In vitro, in A549 cell line, RS504393 treatment significantly inhibited the expression of CCR1, CCR2 and interleukin (IL)-8 after either LPS or tumor necrosis factor- stimulation. Additionally, treatment with RS504393 had a noteworthy preventative effect on LPS-induced over-expression of IL-1, plasminogen activator inhibitor and CCR2.

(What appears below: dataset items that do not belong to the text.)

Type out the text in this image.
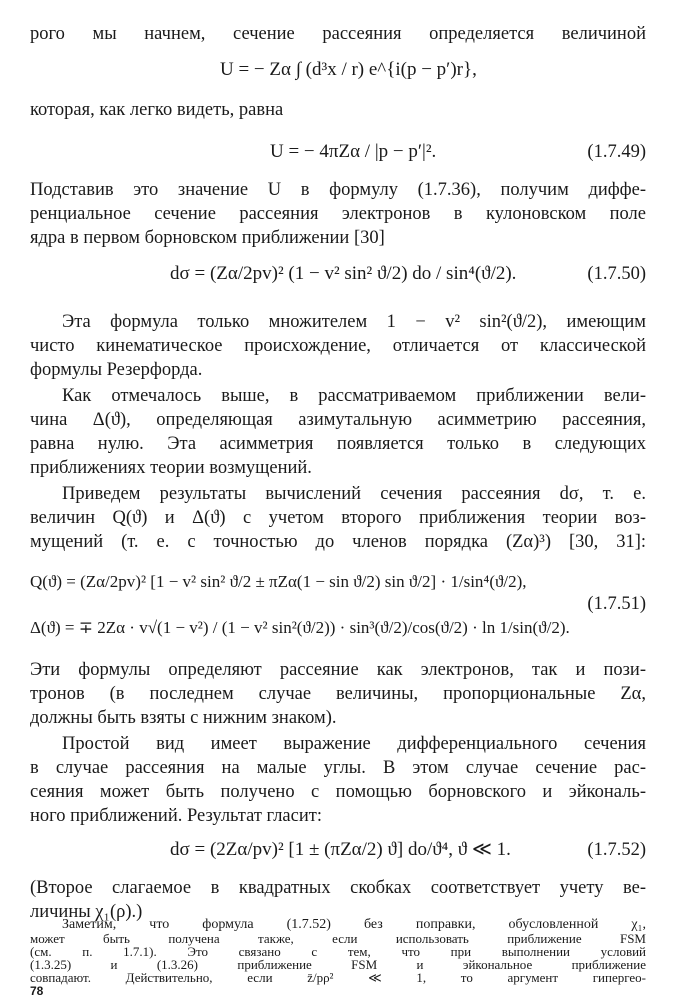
рого мы начнем, сечение рассеяния определяется величиной
U = − Zα ∫ (d³x / r) e^{i(p − p′)r},
которая, как легко видеть, равна
U = − 4πZα / |p − p′|².	(1.7.49)
Подставив это значение U в формулу (1.7.36), получим диффе-
ренциальное сечение рассеяния электронов в кулоновском поле
ядра в первом борновском приближении [30]
dσ = (Zα/2pv)² (1 − v² sin² ϑ/2) do / sin⁴(ϑ/2).	(1.7.50)
Эта формула только множителем 1 − v² sin²(ϑ/2), имеющим
чисто кинематическое происхождение, отличается от классической
формулы Резерфорда.
Как отмечалось выше, в рассматриваемом приближении вели-
чина Δ(ϑ), определяющая азимутальную асимметрию рассеяния,
равна нулю. Эта асимметрия появляется только в следующих
приближениях теории возмущений.
Приведем результаты вычислений сечения рассеяния dσ, т. е.
величин Q(ϑ) и Δ(ϑ) с учетом второго приближения теории воз-
мущений (т. е. с точностью до членов порядка (Zα)³) [30, 31]:
Q(ϑ) = (Zα/2pv)² [1 − v² sin² ϑ/2 ± πZα(1 − sin ϑ/2) sin ϑ/2] · 1/sin⁴(ϑ/2),
(1.7.51)
Δ(ϑ) = ∓ 2Zα · v√(1 − v²) / (1 − v² sin²(ϑ/2)) · sin³(ϑ/2)/cos(ϑ/2) · ln 1/sin(ϑ/2).
Эти формулы определяют рассеяние как электронов, так и пози-
тронов (в последнем случае величины, пропорциональные Zα,
должны быть взяты с нижним знаком).
Простой вид имеет выражение дифференциального сечения
в случае рассеяния на малые углы. В этом случае сечение рас-
сеяния может быть получено с помощью борновского и эйкональ-
ного приближений. Результат гласит:
dσ = (2Zα/pv)² [1 ± (πZα/2) ϑ] do/ϑ⁴, ϑ ≪ 1.	(1.7.52)
(Второе слагаемое в квадратных скобках соответствует учету ве-
личины χ₁(ρ).)
Заметим, что формула (1.7.52) без поправки, обусловленной χ₁,
78
может быть получена также, если использовать приближение FSM
(см. п. 1.7.1). Это связано с тем, что при выполнении условий
(1.3.25) и (1.3.26) приближение FSM и эйкональное приближение
совпадают. Действительно, если z̄/pρ² ≪ 1, то аргумент гипергео-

Furthermore, in vivo, RS504393 (0.3-3 μg) with CCL2 progressively blocked thermal hyperalgesia dose-dependently in mice. Besides, RS 504393 (5 mg/kg, i.v.) supressed the elevated numbers of leukocytes and increased total protein content in BALF induced by The LPS. Likewise, RS504393 significantly down regulated the LPS-induced elevation of IL-1β, PAI-1 mRNA and protein expressions. RS504393 also significantly suppressed induced lung edema, protein-rich fluid, polymorphonuclear accumulation and bronchial wall thickening induced by LPS. In addition, RS-504393 significantly reduced renal pathology, especially the extensive interstitial fibrosis mediated by decrease in type I collagen synthesis in a UUO model.

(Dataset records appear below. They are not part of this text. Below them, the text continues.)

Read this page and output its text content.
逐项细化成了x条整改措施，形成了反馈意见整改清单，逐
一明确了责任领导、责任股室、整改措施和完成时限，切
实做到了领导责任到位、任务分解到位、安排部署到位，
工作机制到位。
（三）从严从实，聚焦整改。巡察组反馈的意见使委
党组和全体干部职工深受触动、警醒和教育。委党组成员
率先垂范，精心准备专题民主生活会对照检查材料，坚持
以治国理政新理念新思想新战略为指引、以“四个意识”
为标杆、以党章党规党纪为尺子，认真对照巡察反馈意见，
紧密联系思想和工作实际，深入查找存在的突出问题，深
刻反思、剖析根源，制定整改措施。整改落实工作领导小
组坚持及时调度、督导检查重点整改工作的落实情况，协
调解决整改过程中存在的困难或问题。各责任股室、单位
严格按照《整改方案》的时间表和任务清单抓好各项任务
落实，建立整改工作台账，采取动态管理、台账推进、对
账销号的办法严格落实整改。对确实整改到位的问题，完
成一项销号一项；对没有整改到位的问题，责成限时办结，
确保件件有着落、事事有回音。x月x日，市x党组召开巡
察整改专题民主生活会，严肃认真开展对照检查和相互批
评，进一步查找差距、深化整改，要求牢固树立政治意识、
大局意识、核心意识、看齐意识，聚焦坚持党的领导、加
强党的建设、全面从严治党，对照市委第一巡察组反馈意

In summary, RS504393 has potential to treat inflammatory diseases, such as fibrosis and allergy. Further work still need to be carried out.

Mirzadegan T, et al. Identification of the binding site for a novel class of CCR2b chemokine receptor antagonists: binding to a common chemokine receptor motif within the helical bundle. J Biol Chem. 2000 Aug 18;275(33):25562-71.

Yang D, et al. Roles of CC chemokine receptors (CCRs) on lipopolysaccharide-induced acute lung injury. Respir Physiol Neurobiol. 2010 Mar 31;170(3):253-9.